My grandfather's 40+ years in the military started when he was nineteen with the Philippine liberation - he was on active duty from 43-46 and stationed at Leyte Island. He earned a Philippine Liberation Ribbon, a Philippine Presidential Unit Citation (given by the Philippine President) and an Asiatic-Pacific Campaign Medal with one battle star, among others. I have his WW2 Victory Medal and ribbon framed and hanging on my office wall. After active duty in the army he went into full time service with the National Guard, became a top grade warrant officer and retired in 1984 after two five year tours at the Pentagon with the NG Bureau.
At 85 he is losing his own personal battle with Alzheimers and I am currently compiling everything we have on his life to do a video tribute at his eventual memorial service. As I review all his wonderful stuff, I couldn't be prouder that he took part in securing the freedom of POWs held by the Japanese.
MacArthur returned to the Philippines at Leyte Island in 1944. The Battle of Leyte kicked off the Philippine Liberation.
I well remember Peter Jennings speaking about the war as an apologia for Japan.
When I was a kid there was a Bataan Death March survivor in our neighborhood. I remember him as being a very quiet man who always seemed to be working in his garden.
I think a large number of the guys on the march were from New Mexico. My great uncle was among them, a survivor.
Now the Italians need to apologize for the Roman Empire, the English to the Irish, and so on and so forth. Like all such things—its fluff, feel good fluff but how will it stop the inflation? How will help the economy?
I am quite respectful of the fact that an entire generation of Japanese was able to do such an about face and reject the ideology through which they had operated for as long as they did, despite the fact that they had grown up with it. No doubt it was difficult. (Islam needs the same sort of ideological cleansing.)
My FIL was in the Navy and on a ship heading for the AP theatre when we dropped the bombs on Hiroshima and Nagasaki. His boat turned around and went home.

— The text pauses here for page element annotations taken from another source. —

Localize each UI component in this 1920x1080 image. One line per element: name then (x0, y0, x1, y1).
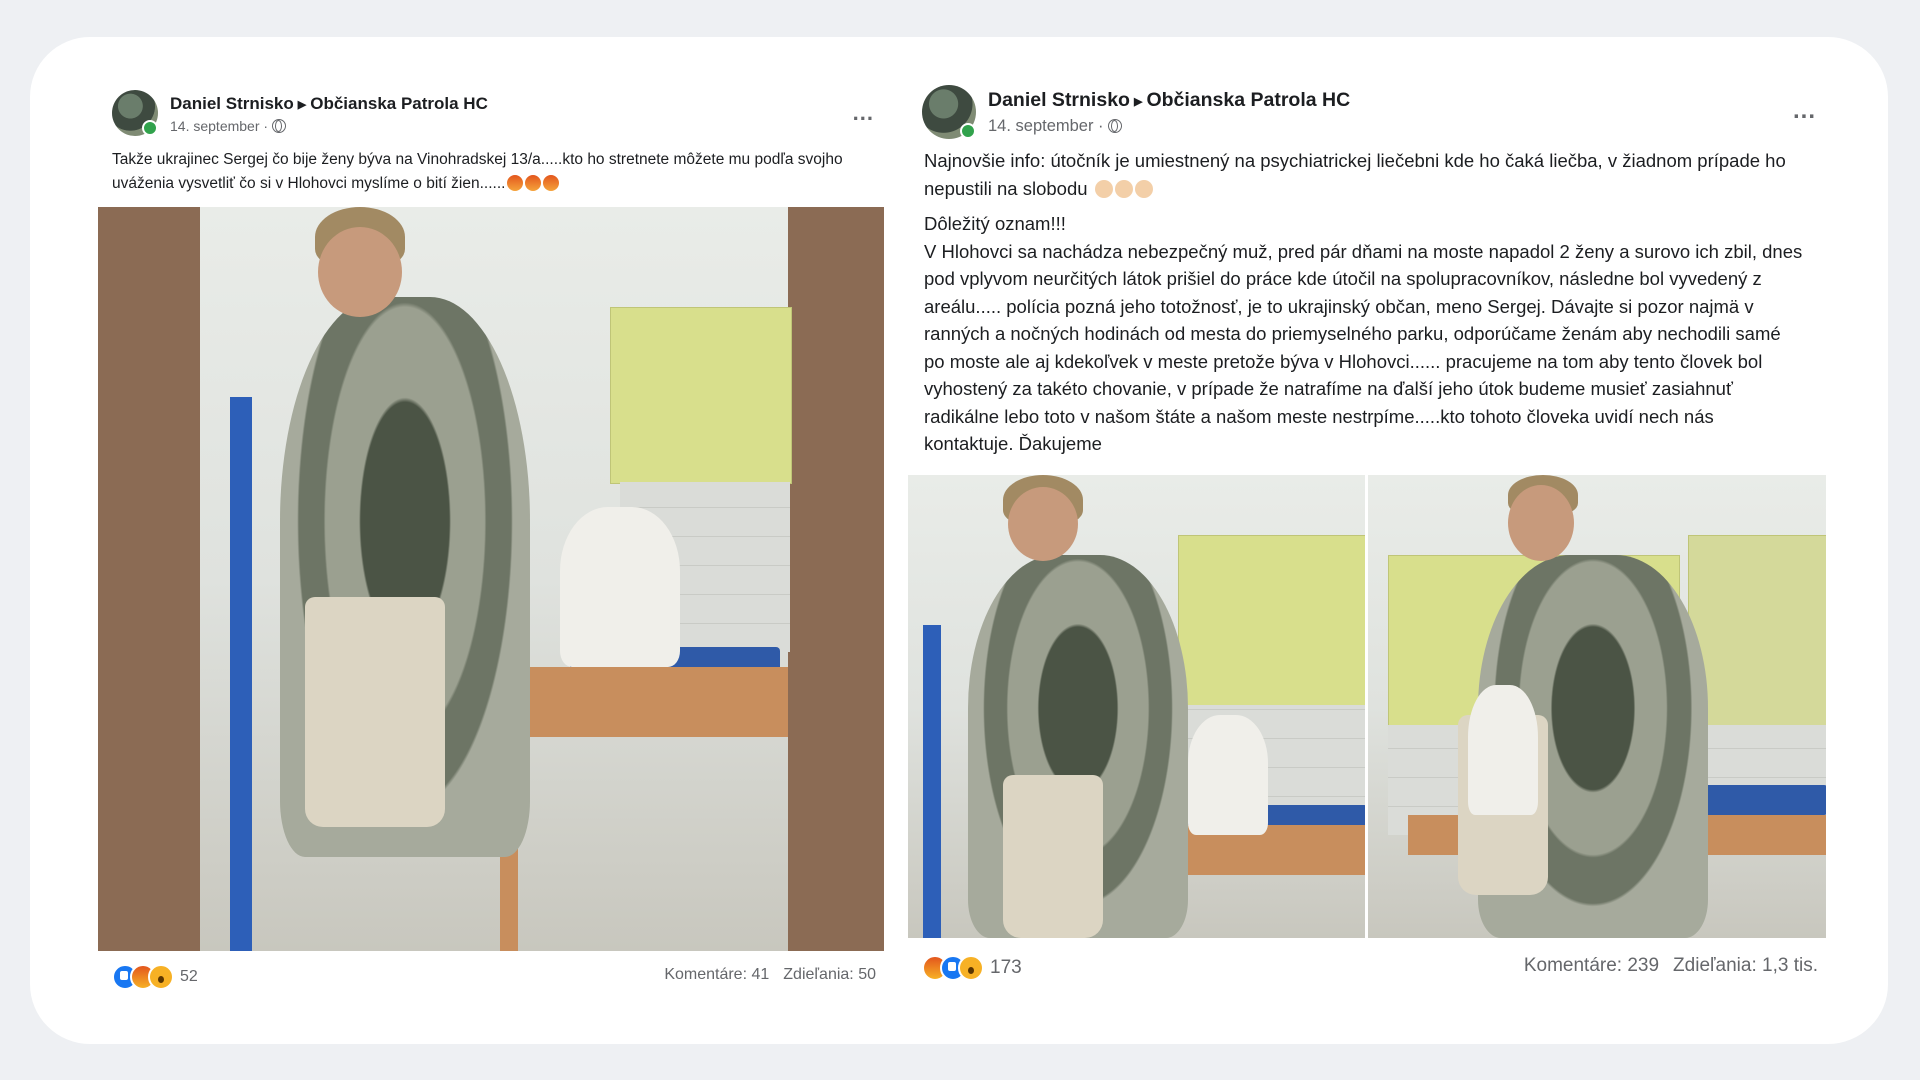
group-name-link[interactable]: Občianska Patrola HC (1146, 89, 1350, 111)
post-header: Daniel Strnisko ▶ Občianska Patrola HC 14.… (112, 90, 874, 140)
wow-reaction-icon (148, 964, 174, 990)
post-date-link[interactable]: 14. september · (170, 118, 268, 134)
caret-right-icon: ▶ (297, 99, 307, 111)
more-options-button[interactable]: ... (1793, 97, 1816, 125)
clapping-hands-emoji-icon (1114, 179, 1133, 198)
reactions-count: 52 (180, 968, 198, 985)
post-update-text: Najnovšie info: útočník je umiestnený na… (924, 150, 1786, 199)
post-meta: 14. september · (170, 118, 287, 134)
online-status-icon (960, 123, 976, 139)
globe-icon (272, 119, 287, 133)
angry-emoji-icon (507, 175, 524, 191)
caret-right-icon: ▶ (1133, 96, 1143, 108)
shares-count-link[interactable]: Zdieľania: 1,3 tis. (1673, 955, 1818, 976)
post-heading: Dôležitý oznam!!! (924, 213, 1066, 234)
author-name-link[interactable]: Daniel Strnisko (170, 94, 294, 113)
author-name-link[interactable]: Daniel Strnisko (988, 89, 1130, 111)
post-header: Daniel Strnisko ▶ Občianska Patrola HC 14.… (922, 85, 1816, 139)
post-stats: Komentáre: 239 Zdieľania: 1,3 tis. (1524, 955, 1818, 977)
post-date-link[interactable]: 14. september · (988, 117, 1104, 135)
angry-emoji-icon (543, 175, 560, 191)
clapping-hands-emoji-icon (1094, 179, 1113, 198)
shares-count-link[interactable]: Zdieľania: 50 (783, 966, 876, 983)
post-photo-1[interactable] (908, 475, 1365, 938)
group-name-link[interactable]: Občianska Patrola HC (310, 94, 488, 113)
post-1: Daniel Strnisko ▶ Občianska Patrola HC 14.… (98, 80, 884, 1000)
post-footer: 52 Komentáre: 41 Zdieľania: 50 (112, 962, 876, 990)
author-avatar[interactable] (112, 90, 158, 136)
online-status-icon (142, 120, 158, 136)
angry-emoji-icon (525, 175, 542, 191)
photo-scene (200, 207, 792, 951)
more-options-button[interactable]: ... (853, 100, 874, 126)
post-meta: 14. september · (988, 117, 1122, 136)
post-text-content: Takže ukrajinec Sergej čo bije ženy býva… (112, 151, 843, 192)
wow-reaction-icon (958, 955, 984, 981)
post-body-text: V Hlohovci sa nachádza nebezpečný muž, p… (924, 240, 1803, 455)
author-avatar[interactable] (922, 85, 976, 139)
clapping-hands-emoji-icon (1134, 179, 1153, 198)
reactions-count: 173 (990, 957, 1022, 978)
post-text: Takže ukrajinec Sergej čo bije ženy býva… (112, 148, 852, 196)
post-photo[interactable] (98, 207, 884, 951)
post-2: Daniel Strnisko ▶ Občianska Patrola HC 14.… (908, 75, 1826, 1000)
post-text: Najnovšie info: útočník je umiestnený na… (924, 147, 1804, 458)
globe-icon (1107, 119, 1122, 133)
comments-count-link[interactable]: Komentáre: 41 (664, 966, 769, 983)
post-stats: Komentáre: 41 Zdieľania: 50 (664, 966, 876, 984)
comments-count-link[interactable]: Komentáre: 239 (1524, 955, 1659, 976)
post-photo-2[interactable] (1368, 475, 1826, 938)
post-footer: 173 Komentáre: 239 Zdieľania: 1,3 tis. (922, 953, 1818, 981)
post-author-line: Daniel Strnisko ▶ Občianska Patrola HC (988, 89, 1350, 112)
reactions-summary[interactable]: 52 (112, 964, 198, 990)
reactions-summary[interactable]: 173 (922, 955, 1022, 981)
post-author-line: Daniel Strnisko ▶ Občianska Patrola HC (170, 94, 488, 114)
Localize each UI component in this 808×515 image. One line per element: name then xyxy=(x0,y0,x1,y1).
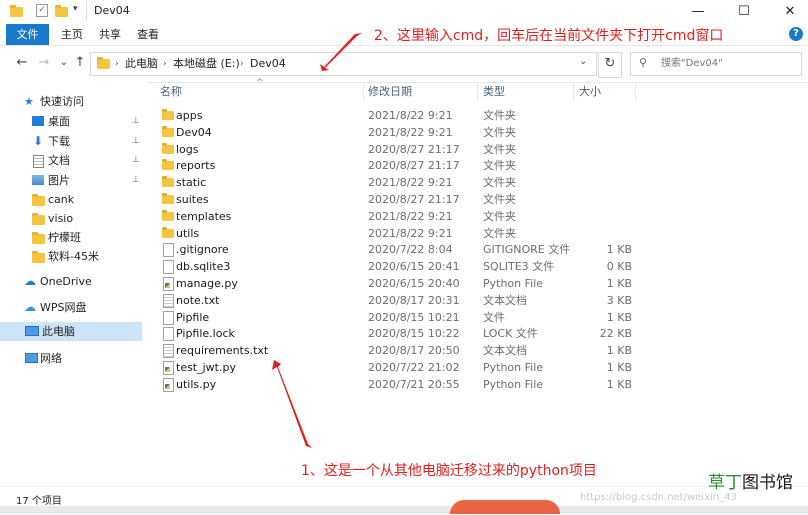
annotation-bottom: 1、这是一个从其他电脑迁移过来的python项目 xyxy=(301,463,597,479)
annotation-top: 2、这里输入cmd，回车后在当前文件夹下打开cmd窗口 xyxy=(374,28,724,44)
bottom-accent xyxy=(450,500,560,514)
arrow-to-address-bar xyxy=(320,33,362,71)
brand-part2: 图书馆 xyxy=(742,473,793,493)
bottom-strip xyxy=(0,506,808,514)
watermark: https://blog.csdn.net/weixin_43 xyxy=(580,492,737,503)
brand-part1: 草丁 xyxy=(708,473,742,493)
annotation-arrows xyxy=(272,33,362,448)
brand-logo: 草丁图书馆 xyxy=(708,468,793,493)
arrow-to-file-list xyxy=(272,360,312,448)
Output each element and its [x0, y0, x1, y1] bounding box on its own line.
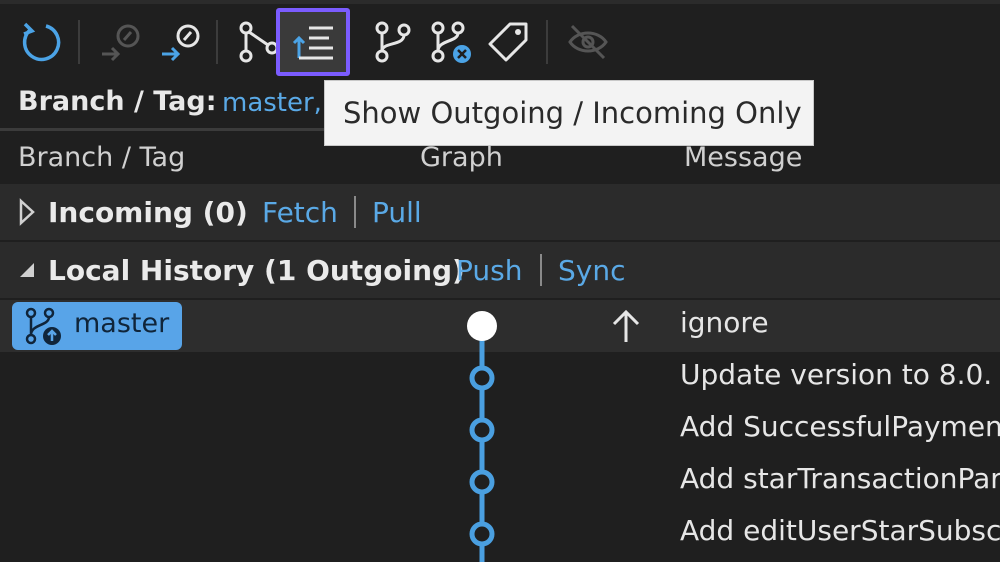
commit-node: [469, 417, 495, 443]
commit-node: [469, 365, 495, 391]
commit-node-head: [467, 311, 497, 341]
commit-message[interactable]: Add SuccessfulPaymen: [680, 410, 1000, 443]
commit-message[interactable]: ignore: [680, 306, 769, 339]
commit-message[interactable]: Add starTransactionPart: [680, 462, 1000, 495]
outgoing-arrow-icon: [612, 309, 640, 342]
commit-message[interactable]: Add editUserStarSubscr: [680, 514, 1000, 547]
commit-node: [469, 469, 495, 495]
commit-node: [469, 521, 495, 547]
commit-message[interactable]: Update version to 8.0.: [680, 358, 992, 391]
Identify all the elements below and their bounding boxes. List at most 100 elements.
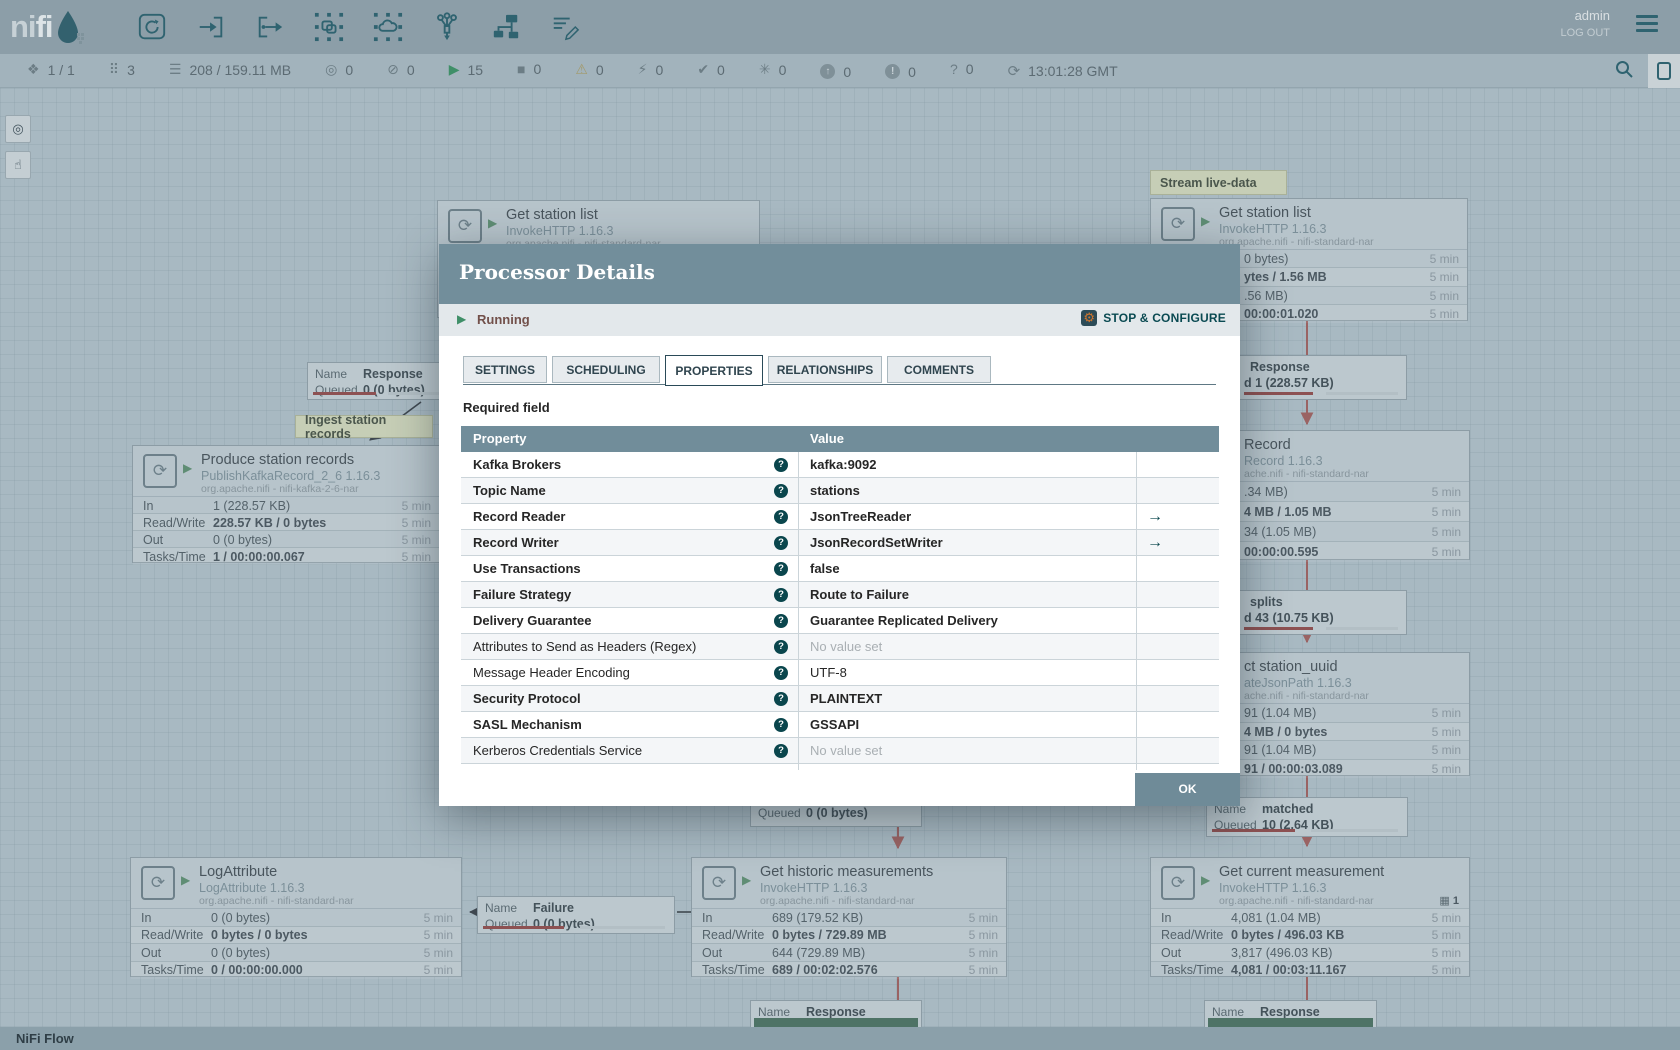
nifi-application: nifi admin LOG OUT ❖ 1 / 1 ⠿ 3 ☰ 208 / 159.11… [0, 0, 1680, 1050]
running-icon: ▶ [488, 216, 498, 230]
processor-icon: ⟳ [448, 209, 482, 243]
property-row[interactable]: SASL Mechanism? GSSAPI [461, 712, 1219, 738]
status-stopped: ■ 0 [517, 61, 542, 78]
property-row[interactable]: Kerberos User Service?No value set [461, 764, 1219, 770]
process-group-icon[interactable] [314, 12, 344, 42]
help-icon[interactable]: ? [774, 744, 788, 758]
help-icon[interactable]: ? [774, 484, 788, 498]
dialog-status-row: ▶ Running ⚙ STOP & CONFIGURE [439, 304, 1240, 336]
locally-modified-stale-icon: ! [885, 64, 901, 80]
running-icon: ▶ [448, 61, 460, 78]
help-icon[interactable]: ? [774, 692, 788, 706]
processor-type: InvokeHTTP 1.16.3 [760, 881, 868, 895]
nifi-logo-text: nifi [10, 9, 53, 44]
breadcrumb-bar: NiFi Flow [0, 1027, 1680, 1050]
processor-type: InvokeHTTP 1.16.3 [506, 224, 614, 238]
property-row[interactable]: Delivery Guarantee? Guarantee Replicated … [461, 608, 1219, 634]
transmitting-icon: ◎ [325, 61, 338, 78]
processor-icon: ⟳ [143, 454, 177, 488]
help-icon[interactable]: ? [774, 588, 788, 602]
property-row[interactable]: Kafka Brokers? kafka:9092 [461, 452, 1219, 478]
processor-bundle: org.apache.nifi - nifi-standard-nar [1219, 895, 1374, 907]
flow-status-bar: ❖ 1 / 1 ⠿ 3 ☰ 208 / 159.11 MB ◎ 0 ⊘ 0 ▶ 15 ■ 0 ⚠ 0 ⚡ 0 ✔ 0 ✳… [0, 54, 1680, 88]
panel-icon[interactable] [1648, 54, 1680, 88]
remote-process-group-icon[interactable] [373, 12, 403, 42]
navigate-button[interactable]: ◎ [5, 115, 31, 143]
property-row[interactable]: Failure Strategy? Route to Failure [461, 582, 1219, 608]
property-row[interactable]: Use Transactions? false [461, 556, 1219, 582]
tab-scheduling[interactable]: SCHEDULING [552, 356, 660, 383]
help-icon[interactable]: ? [774, 562, 788, 576]
connection-label-response-bottom-mid[interactable]: Name Response [750, 1000, 922, 1030]
stat-row: In 689 (179.52 KB) 5 min [692, 908, 1006, 927]
stop-configure-button[interactable]: ⚙ STOP & CONFIGURE [1081, 310, 1226, 326]
processor-name: Produce station records [201, 452, 355, 468]
input-port-icon[interactable] [196, 12, 226, 42]
help-icon[interactable]: ? [774, 614, 788, 628]
status-disabled: ⚡ 0 [637, 61, 664, 78]
label-icon[interactable] [550, 12, 580, 42]
property-row[interactable]: Kerberos Credentials Service? No value se… [461, 738, 1219, 764]
queued-icon: ☰ [168, 61, 182, 78]
processor-produce-station-records[interactable]: ⟳ ▶ Produce station records PublishKafkaRec… [132, 445, 440, 565]
help-icon[interactable]: ? [774, 718, 788, 732]
processor-type: InvokeHTTP 1.16.3 [1219, 222, 1327, 236]
status-sync-failure: ? 0 [949, 61, 974, 78]
status-invalid: ⚠ 0 [575, 61, 604, 78]
processor-icon: ⟳ [141, 866, 175, 900]
hamburger-icon[interactable] [1636, 15, 1658, 36]
stat-row: Tasks/Time 1 / 00:00:00.067 5 min [133, 547, 439, 565]
tab-comments[interactable]: COMMENTS [887, 356, 991, 383]
status-queued: ☰ 208 / 159.11 MB [168, 61, 292, 78]
running-icon: ▶ [181, 873, 191, 887]
tab-relationships[interactable]: RELATIONSHIPS [768, 356, 882, 383]
funnel-icon[interactable] [432, 12, 462, 42]
processor-get-current-measurement[interactable]: ⟳ ▶ Get current measurement InvokeHTTP 1.16… [1150, 857, 1470, 977]
refresh-icon[interactable]: ⟳ [1008, 62, 1021, 80]
property-row[interactable]: Attributes to Send as Headers (Regex)? No… [461, 634, 1219, 660]
search-icon[interactable] [1614, 59, 1634, 84]
app-header: nifi admin LOG OUT [0, 0, 1680, 54]
processor-icon[interactable] [137, 12, 167, 42]
connection-label-failure[interactable]: Name Failure Queued 0 (0 bytes) [477, 896, 675, 934]
goto-service-icon[interactable]: → [1147, 530, 1163, 555]
help-icon[interactable]: ? [774, 666, 788, 680]
processor-get-historic-measurements[interactable]: ⟳ ▶ Get historic measurements InvokeHTTP 1.… [691, 857, 1007, 979]
tab-properties[interactable]: PROPERTIES [665, 355, 763, 386]
breadcrumb[interactable]: NiFi Flow [16, 1031, 74, 1046]
ok-button[interactable]: OK [1135, 773, 1240, 806]
flow-label-ingest-station-records[interactable]: Ingest station records [295, 413, 433, 441]
help-icon[interactable]: ? [774, 536, 788, 550]
logout-link[interactable]: LOG OUT [1560, 27, 1610, 39]
dialog-tabs: SETTINGS SCHEDULING PROPERTIES RELATIONSHIP… [463, 355, 991, 386]
property-row[interactable]: Security Protocol? PLAINTEXT [461, 686, 1219, 712]
goto-service-icon[interactable]: → [1147, 504, 1163, 529]
stat-row: Read/Write 228.57 KB / 0 bytes 5 min [133, 513, 439, 531]
pan-button[interactable]: ☝ [5, 151, 31, 179]
processor-name: ct station_uuid [1244, 659, 1338, 675]
component-toolbar [137, 12, 580, 42]
stat-row: In 4,081 (1.04 MB) 5 min [1151, 908, 1469, 927]
connection-label-response-bottom-right[interactable]: Name Response [1204, 1000, 1377, 1030]
run-status-text: Running [477, 312, 530, 327]
property-row[interactable]: Record Reader? JsonTreeReader → [461, 504, 1219, 530]
stat-row: Out 0 (0 bytes) 5 min [131, 943, 461, 962]
last-refresh: ⟳ 13:01:28 GMT [1008, 62, 1118, 80]
running-icon: ▶ [183, 461, 193, 475]
flow-label-stream-live-data[interactable]: Stream live-data [1150, 170, 1287, 195]
stat-row: Read/Write 0 bytes / 0 bytes 5 min [131, 925, 461, 944]
template-icon[interactable] [491, 12, 521, 42]
dialog-title: Processor Details [459, 260, 655, 284]
tab-settings[interactable]: SETTINGS [463, 356, 547, 383]
help-icon[interactable]: ? [774, 458, 788, 472]
property-row[interactable]: Message Header Encoding? UTF-8 [461, 660, 1219, 686]
processor-bundle: ache.nifi - nifi-standard-nar [1244, 690, 1369, 702]
output-port-icon[interactable] [255, 12, 285, 42]
help-icon[interactable]: ? [774, 510, 788, 524]
processor-icon: ⟳ [702, 866, 736, 900]
help-icon[interactable]: ? [774, 640, 788, 654]
property-row[interactable]: Topic Name? stations [461, 478, 1219, 504]
processor-log-attribute[interactable]: ⟳ ▶ LogAttribute LogAttribute 1.16.3 org.apa… [130, 857, 462, 979]
processor-details-dialog: Processor Details ▶ Running ⚙ STOP & CON… [439, 244, 1240, 806]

Decades later my BIL, his eldest son, a Navy Lt-Commander who in that same area served on a nuclear sub and later an aircraft carrier, met and married a Japanese woman with whom he could barely communicate, not knowing the language very well. Soon after, my in-laws traveled to Japan to meet their son’s new family. Through the translation of their new step-grandson (Naomi had an eight year old by a previous marriage), the two patriarchs learned that they likely narrowly missed fighting against one another toward the end of the war because of those bombs.
Despite the anticipated apprehension they both felt, they were able to come together on the common ground of how happy they both were that they were meeting as friends rather than enemies.
Upon learning that about my husband’s family, as well as the fact that my grandfather served there, the dropping of the atomic bombs took on a new meaning for me in that things might very well have been different otherwise. What if my grandfather or my father-in-law had died there instead?
It’s a sobering thing to imagine.
Ambassador Ichiro Fujisaki, I along with multitudes of Americans want to thank you and the government of Japan for your apology regarding the Bataan Death March. While it can not restore the lives of those who were murdered at the hands of the Japanese military, your admission and apology mean a great deal. It took tremendous courage on the part of Japans to finally admit its guilt in this matter and will go a long way towards providing healing for many who survived it and who are still alive.